Irgendwie wusste sie es: Dass die Fülle des Lebens nicht nur in den fetten Jahren erfahrbar ist. Es könnte damit zu tun haben, dass sie Gott immer was zugetraut hat. Sie hat ihn einkalkuliert und sein Eingreifen erwartet – gefordert, um genau zu sein. Die Zeiten, in denen es einfach so hingeplätschert ist, das Leben, kamen ihr viel verdächtiger vor als die Zeiten des Überflusses und der Not. Katharina fand das immer plausibel: dass Gott ihr was klarmachen würde, dass Geschenke kommen, sich Neues auftut und Abenteuer ergeben. Und sie war bereit, für diese Lebendigkeit auch einen Preis zu zahlen. Sie hat gelebt wie ein Lieblingskind – mit allen Höhen und Tiefen. Alles Flache, auch wenn es komfortabler anmutete, war ihr zutiefst suspekt.

Katharina war bereit, Herausforderungen anzunehmen. Sie hat sie regelrecht gesucht. Sie wollte sich auch das Sperrige antun und harte Differenzen aushalten und sie hätte Biden und Trump gemeinsam zum Tee eingeladen, anstatt sich vehement in das eine oder andere Lager zu schlagen. Ihre Fähigkeit zur Einheit hat oft gefunkelt, besonders auch, als ich mich entschied, katholisch zu werden. Sie hat mich total unterstützt, dabei war ihr mein neuer Klub im Grunde doch eher fremd. Wenn sie etwas seltsam fand, hat sie mich danach gefragt, und wenn ich ihr erzählt habe, wie ich es meinte verstanden zu haben, hat sie das oft für einleuchtend befunden. Sie war meine einzige evangelische Vertraute, die es plausibel fand, dass wir die Heiligen im Himmel zum Beten einspannen. Katharina hatte immer Lust auf neue Ideen und die Konzepte dazu. Deshalb konnte sie die unterschiedlichsten Anliegen und Interessen in ihr Leben integrieren. Aber vor allem waren es Menschen, die sie integriert hat. Sehr unterschiedliche Menschen. Und das ist sicher einer der ganz elementaren Bestandteile unserer Aufgabe auf der Welt.

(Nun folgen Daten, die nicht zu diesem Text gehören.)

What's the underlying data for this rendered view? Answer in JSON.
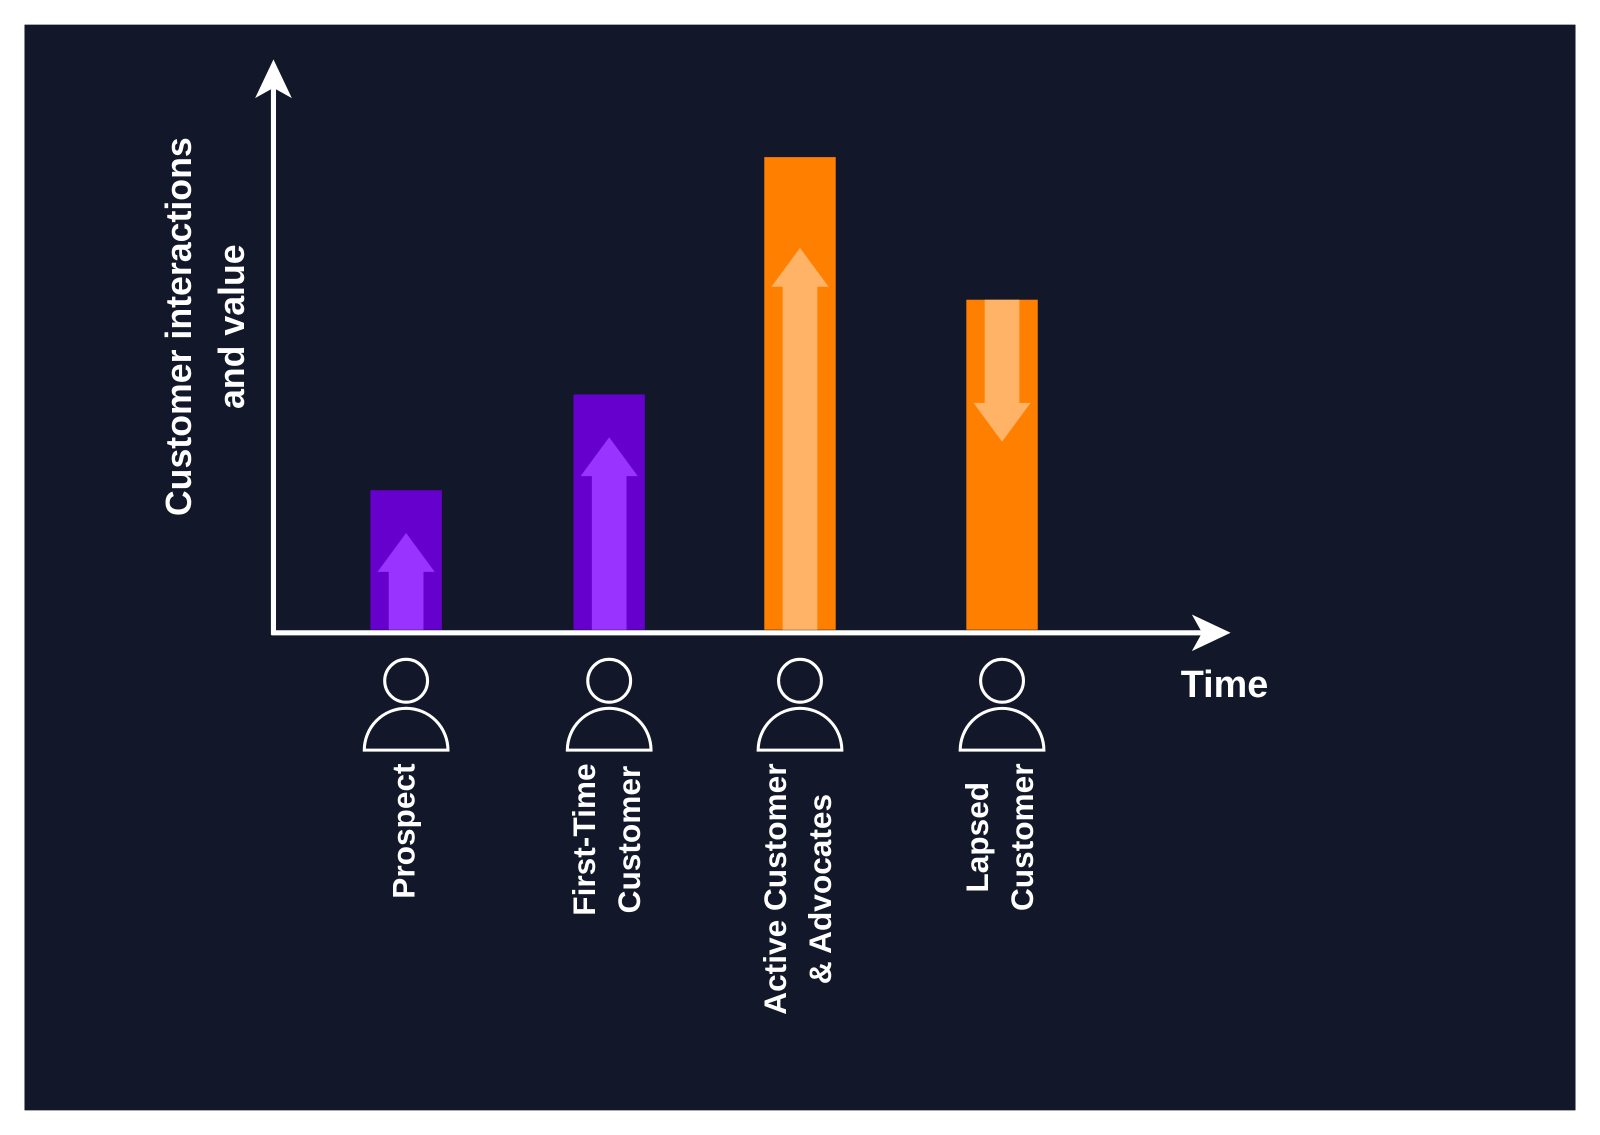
{
  "chart_data": {
    "type": "bar",
    "y_label": [
      "Customer interactions",
      "and value"
    ],
    "x_label": "Time",
    "categories": [
      [
        "Prospect"
      ],
      [
        "First-Time",
        "Customer"
      ],
      [
        "Active Customer",
        "& Advocates"
      ],
      [
        "Lapsed",
        "Customer"
      ]
    ],
    "values": [
      137,
      231,
      464,
      324
    ],
    "colors": [
      "#6600cc",
      "#6600cc",
      "#ff8000",
      "#ff8000"
    ],
    "arrow_colors": [
      "#9933ff",
      "#9933ff",
      "#ffb366",
      "#ffb366"
    ],
    "trends": [
      "up",
      "up",
      "up",
      "down"
    ],
    "ylim": [
      0,
      560
    ]
  }
}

Das Einzige, wofür Katharina kein Verständnis hatte, war Unechtheit. Sie hätte niemanden abgelehnt aufgrund seines Lebensstils, Glaubens oder der politischen Haltung, das hätte sie schlichtweg spießig und unintelligent gefunden. Aber wenn jemand etwas vorgespielt hat, Frömmigkeit, Coolness oder Intellektualität zum Beispiel, das hat sie entweder beunruhigt oder sofort zur Flucht veranlasst. Sie hatte für jeden Scheiß Verständnis, aber nicht für gelebte Unwahrheit. Ich glaube, das war einer der Punkte, die sie an mir gemocht hat. Ich bin oft ein Arschloch, aber ich gebe mir große Mühe, nie eine Heuchlerin zu sein.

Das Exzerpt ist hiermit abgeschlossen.